When I went to my mom and asked her about my dad, she told me something that happened to her the last time she was on stage. She is a very nervous person and when she’s performing with my dad, she searches the audience for someone she finds reassuring. But this time, during “Amazing Grace,” she did something different.
“I started looking around at different people and I could see that they were very moved. There was part of me that felt I did it right, using my own feelings to portray this song, to sing it, but also recognizing the effect my singing had.”

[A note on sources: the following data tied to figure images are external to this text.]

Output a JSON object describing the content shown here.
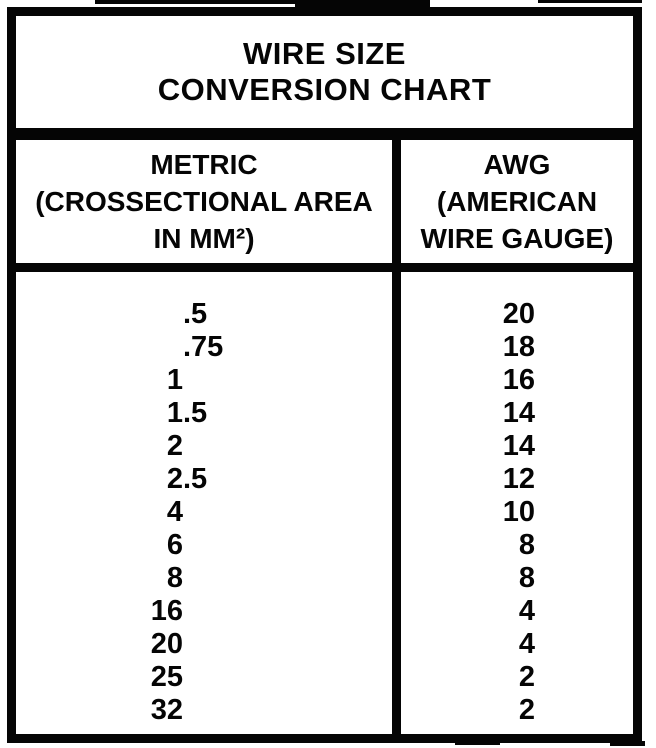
{
  "page": {
    "ink_color": "#050505",
    "paper_color": "#ffffff"
  },
  "title": "WIRE SIZE\nCONVERSION CHART",
  "table": {
    "columns": [
      {
        "id": "metric",
        "header": "METRIC\n(CROSSECTIONAL AREA\nIN MM²)"
      },
      {
        "id": "awg",
        "header": "AWG\n(AMERICAN\nWIRE GAUGE)"
      }
    ],
    "rows": [
      {
        "metric": ".5",
        "awg": "20"
      },
      {
        "metric": ".75",
        "awg": "18"
      },
      {
        "metric": "1",
        "awg": "16"
      },
      {
        "metric": "1.5",
        "awg": "14"
      },
      {
        "metric": "2",
        "awg": "14"
      },
      {
        "metric": "2.5",
        "awg": "12"
      },
      {
        "metric": "4",
        "awg": "10"
      },
      {
        "metric": "6",
        "awg": "8"
      },
      {
        "metric": "8",
        "awg": "8"
      },
      {
        "metric": "16",
        "awg": "4"
      },
      {
        "metric": "20",
        "awg": "4"
      },
      {
        "metric": "25",
        "awg": "2"
      },
      {
        "metric": "32",
        "awg": "2"
      }
    ]
  }
}
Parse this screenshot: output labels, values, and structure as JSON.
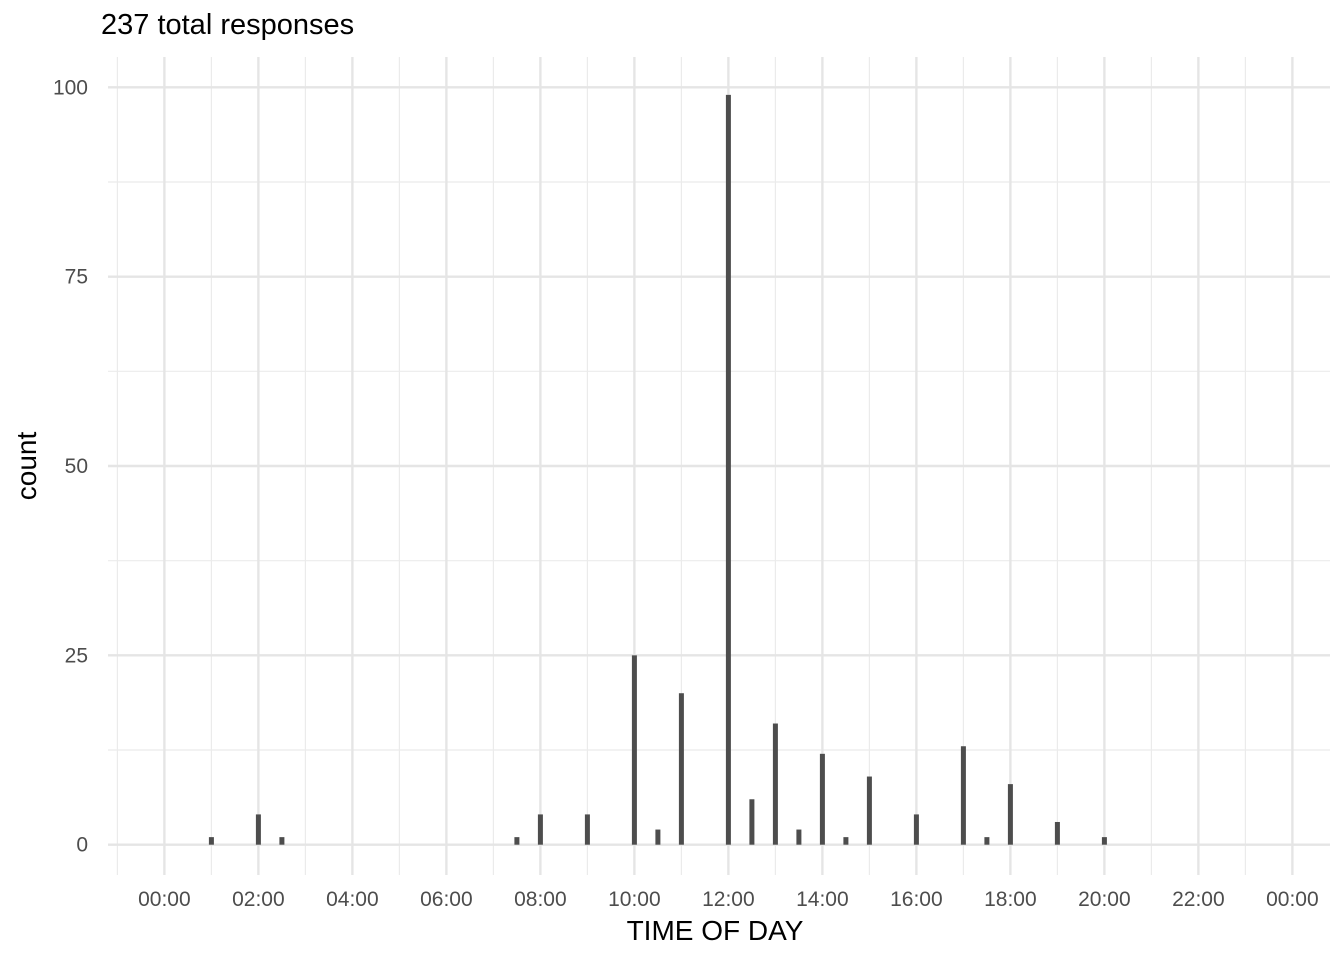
{
  "chart_data": {
    "type": "bar",
    "title": "237 total responses",
    "xlabel": "TIME OF DAY",
    "ylabel": "count",
    "x_unit": "hours",
    "xlim": [
      -1.2,
      24.8
    ],
    "ylim": [
      -4,
      104
    ],
    "x_ticks": [
      {
        "value": 0,
        "label": "00:00"
      },
      {
        "value": 2,
        "label": "02:00"
      },
      {
        "value": 4,
        "label": "04:00"
      },
      {
        "value": 6,
        "label": "06:00"
      },
      {
        "value": 8,
        "label": "08:00"
      },
      {
        "value": 10,
        "label": "10:00"
      },
      {
        "value": 12,
        "label": "12:00"
      },
      {
        "value": 14,
        "label": "14:00"
      },
      {
        "value": 16,
        "label": "16:00"
      },
      {
        "value": 18,
        "label": "18:00"
      },
      {
        "value": 20,
        "label": "20:00"
      },
      {
        "value": 22,
        "label": "22:00"
      },
      {
        "value": 24,
        "label": "00:00"
      }
    ],
    "y_ticks": [
      0,
      25,
      50,
      75,
      100
    ],
    "grid": true,
    "bar_color": "#4d4d4d",
    "x": [
      1,
      2,
      2.5,
      7.5,
      8,
      9,
      10,
      10.5,
      11,
      12,
      12.5,
      13,
      13.5,
      14,
      14.5,
      15,
      16,
      17,
      17.5,
      18,
      19,
      20
    ],
    "values": [
      1,
      4,
      1,
      1,
      4,
      4,
      25,
      2,
      20,
      99,
      6,
      16,
      2,
      12,
      1,
      9,
      4,
      13,
      1,
      8,
      3,
      1
    ]
  }
}
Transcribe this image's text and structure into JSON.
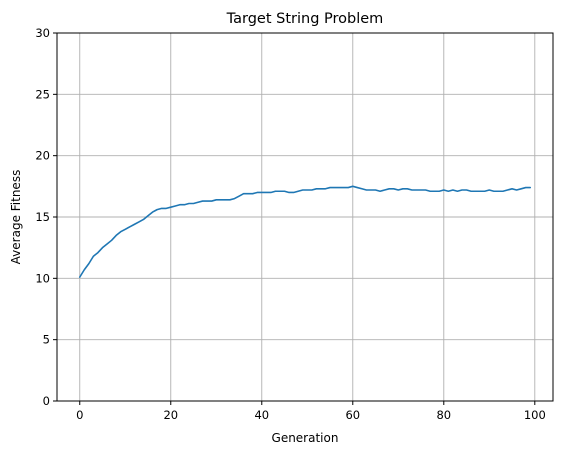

This got me thinking. Maybe, for my dad, performing is about experiencing grief. Maybe he can feel loss by seeing it in others; a kind of grief by proxy. Could that be it?
The final answer came later.
My girlfriend was driving and I put in a recording of the family band. As the music played, my parents’ voices coming through the tinny speakers, the emotion that swept over me came as a surprise. I felt proud. I watched my girlfriend’s face as the music played, hoping the music would bring tears to her eyes. “Listen to this one,” I said. “You can hear my uncle breathing. This one has my cousin on it.”
As I searched her face for a reaction, I remembered what my dad gets out of these performances. Yes, he feels pain and loss. He feels sadness. But it’s the performance that does that. It’s the performance that allows him to see his own pain through someone else’s eyes. And just like my dad, I was seeking this from my girlfriend’s reaction, this many years later.
And so, if I should lose someone close to me, here’s what you can do. Watch me play, let the music move you, and let me watch the music move you. Come up to me afterwards and let me shrug in modesty, crack a joke. Let me pretend I don’t care. But let me think, secretly: Yes, I’m the son of a funeral planner. Yes, I play in the Family Funeral Band.
Getting to know my dad in a deeper way allowed me to learn something about myself. We are not macho men, but we aren’t liberated men, either. Somehow, we learned to circumvent the emotional limitations of masculinity by performing our grief. It’s a work-around, we know.
It’s the best we can manage, for now.